Dans un communiqué publié le mercredi 17 août, la délégation permanente d’Haïti auprès de l’UNESCO informe qu’elle a lancé, de concert avec plusieurs pays de la région, notamment Cuba, le Honduras, la République dominicaine et le Venezuela, le processus multinational d’inscription des techniques traditionnelles de production et de consommation de la Cassave — à travers les savoirs, savoir-faire et les pratiques qui y sont liés — sur la liste représentative du patrimoine culturel immatériel de l’Humanité dans le cadre de la Convention de 2003 de l’UNESCO.

« La cassave, ensemble de traditions à la fois diverses et homogènes que l’on retrouve à travers Haïti, mais également dans tout l’espace Caraïbe, les Amériques centrale et du Sud, avait été inscrite par le ministère de la Culture au Registre national du Patrimoine culturel haïtien le 18 janvier 2021 », précise le communiqué.

La cassave, explique la délégation haïtienne à l'UNESCO, est un héritage multimillénaire des Arawaks/Taïnos, premiers habitants de la terre d’Haïti/Quiskeya/Bohio, légué à nos ancêtres.

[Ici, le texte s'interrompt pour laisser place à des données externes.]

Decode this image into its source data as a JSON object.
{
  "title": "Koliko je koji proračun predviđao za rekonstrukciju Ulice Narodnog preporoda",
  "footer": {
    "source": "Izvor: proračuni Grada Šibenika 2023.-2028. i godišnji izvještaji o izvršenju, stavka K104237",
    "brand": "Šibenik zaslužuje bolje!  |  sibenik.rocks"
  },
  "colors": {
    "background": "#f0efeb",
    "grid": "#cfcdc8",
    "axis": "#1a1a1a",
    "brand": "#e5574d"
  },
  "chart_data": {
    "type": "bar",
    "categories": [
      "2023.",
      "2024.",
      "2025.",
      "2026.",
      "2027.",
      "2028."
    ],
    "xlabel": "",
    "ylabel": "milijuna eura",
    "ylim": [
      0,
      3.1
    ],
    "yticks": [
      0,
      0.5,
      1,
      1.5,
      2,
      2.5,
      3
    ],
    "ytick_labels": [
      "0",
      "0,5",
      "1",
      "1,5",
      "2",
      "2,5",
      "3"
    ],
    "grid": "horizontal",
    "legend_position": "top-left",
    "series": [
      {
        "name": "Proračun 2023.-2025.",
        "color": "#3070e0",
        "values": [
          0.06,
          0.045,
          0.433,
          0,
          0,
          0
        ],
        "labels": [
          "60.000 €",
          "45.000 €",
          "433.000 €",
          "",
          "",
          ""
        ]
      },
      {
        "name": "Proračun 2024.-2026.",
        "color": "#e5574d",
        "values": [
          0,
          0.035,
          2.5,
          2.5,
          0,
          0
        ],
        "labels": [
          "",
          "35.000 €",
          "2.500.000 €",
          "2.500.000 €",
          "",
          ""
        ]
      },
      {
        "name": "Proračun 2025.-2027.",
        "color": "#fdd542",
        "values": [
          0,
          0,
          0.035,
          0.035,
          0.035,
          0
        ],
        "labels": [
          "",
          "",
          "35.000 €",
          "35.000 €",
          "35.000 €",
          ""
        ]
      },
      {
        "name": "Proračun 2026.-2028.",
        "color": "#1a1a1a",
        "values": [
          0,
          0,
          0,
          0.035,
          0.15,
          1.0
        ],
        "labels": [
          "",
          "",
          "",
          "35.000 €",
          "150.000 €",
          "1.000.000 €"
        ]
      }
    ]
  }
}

La transformation du manioc en cassave fait aujourd’hui partie prenante de l’identité des Haïtiennes et des Haïtiens, aux quatre coins du pays. Qu’elle soit douce et large dans le Nord, épaisse et pimentée dans le bobori de la Grand'Anse, petite et fine à Aquin ou à Saint-Marc, la cassave nourrit le peuple haïtien depuis la fondation de la nation et perpétue un ensemble de savoir-faire agricoles et industriels ancestraux.»

Le communiqué souligne que la cassave est le premier élément haïtien qui sera soumis pour inscription sur cette Liste dans le cadre d’une démarche multinationale. « Après la Soup joumou, elle serait le deuxième élément haïtien inscrit depuis la ratification par le pays, en 2009, de la Convention de 2003 pour la sauvegarde du patrimoine culturel immatériel...»

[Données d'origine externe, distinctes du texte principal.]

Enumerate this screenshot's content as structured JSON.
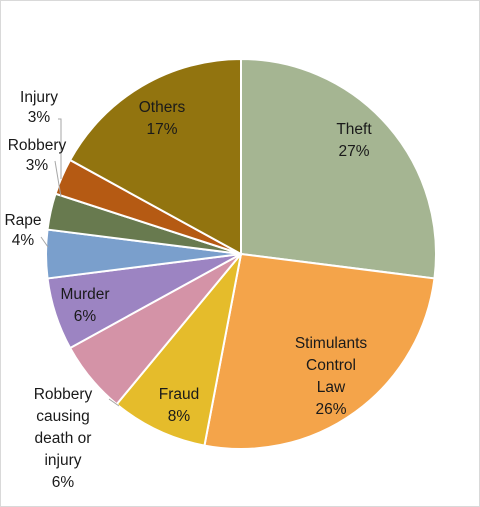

« La délégation permanente se réjouit de la formidable coopération technique poursuivie sur ce dossier depuis un an par les experts et scientifiques des pays soumissionnaires, renforçant ainsi les liens et l’amitié entre nos peuples.

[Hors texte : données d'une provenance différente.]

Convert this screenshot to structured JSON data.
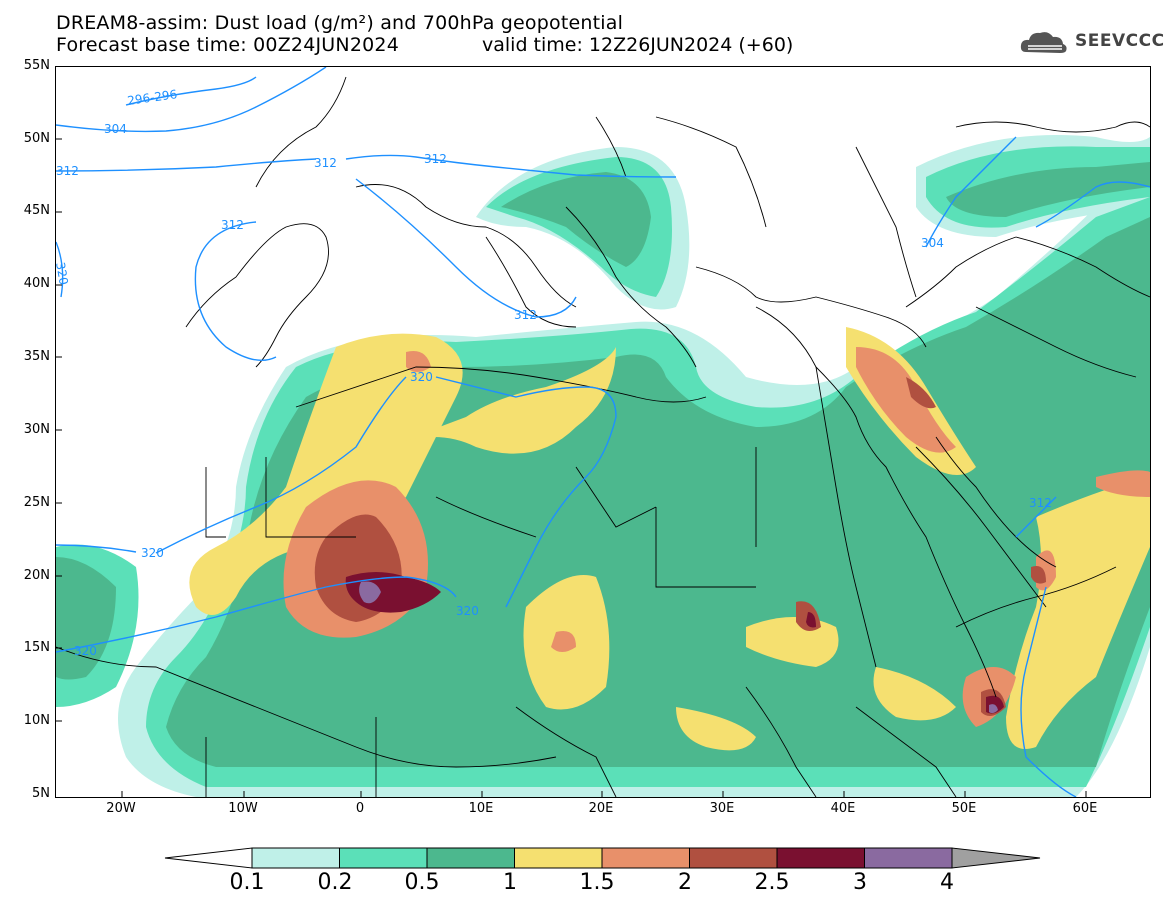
{
  "title": {
    "line1": "DREAM8-assim: Dust load (g/m²) and 700hPa geopotential",
    "line2_left": "Forecast base time: 00Z24JUN2024",
    "line2_right": "valid time: 12Z26JUN2024 (+60)"
  },
  "logo": {
    "text": "SEEVCCC",
    "icon": "cloud-logo-icon"
  },
  "map": {
    "lat_labels": [
      "55N",
      "50N",
      "45N",
      "40N",
      "35N",
      "30N",
      "25N",
      "20N",
      "15N",
      "10N",
      "5N"
    ],
    "lon_labels": [
      "20W",
      "10W",
      "0",
      "10E",
      "20E",
      "30E",
      "40E",
      "50E",
      "60E"
    ],
    "contour_labels": [
      "296-296",
      "304",
      "312",
      "312",
      "312",
      "312",
      "312",
      "320",
      "320",
      "320",
      "320",
      "304",
      "312",
      "320"
    ]
  },
  "colorbar": {
    "levels": [
      "0.1",
      "0.2",
      "0.5",
      "1",
      "1.5",
      "2",
      "2.5",
      "3",
      "4"
    ],
    "colors": [
      "#ffffff",
      "#bff0e8",
      "#5be0b8",
      "#4cb88e",
      "#f5e070",
      "#e8906a",
      "#b05040",
      "#7a1030",
      "#8a6aa0",
      "#a0a0a0"
    ]
  }
}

La délégation permanente d’Haïti auprès de l’UNESCO salue également les efforts et la précieuse collaboration du ministère des Affaires étrangères et des Cultes, du ministère de la Culture, de la Commission nationale haïtienne de coopération avec l’UNESCO, du Bureau national d’ethnologie, des étudiants et chercheurs de l’Université d’État d’Haïti qui ont réalisé les inventaires, des photographes et vidéographes qui ont contribué au montage du dossier, des experts qui ont assuré la rédaction du texte de la fiche et sa traduction, de tous les acteurs et toutes les associations et organisations populaires qui portent avec elle cette candidature.

« Vive la cassave », détaille la délégation haïtienne à l'UNESCO, conduite par l'ambassadrice Dominique Dupuy.

La démarche pour faire inscrire la cassave sur la liste du patrimoine culturel immatériel de l'Humanité sera collective. Les dossiers nationaux seront compilés en un seul formulaire de candidature qui sera soumis à l’appréciation de l’organe évaluateur pour l’avis technique et ensuite au Comité intergouvernemental pour la décision d’inscription.

C’est le même processus qui a mené à l’inscription du couscous, il y a deux ans.  Les pays du Mahgreb s’étaient réunis pour déposer la candidature de ce patrimoine partagé.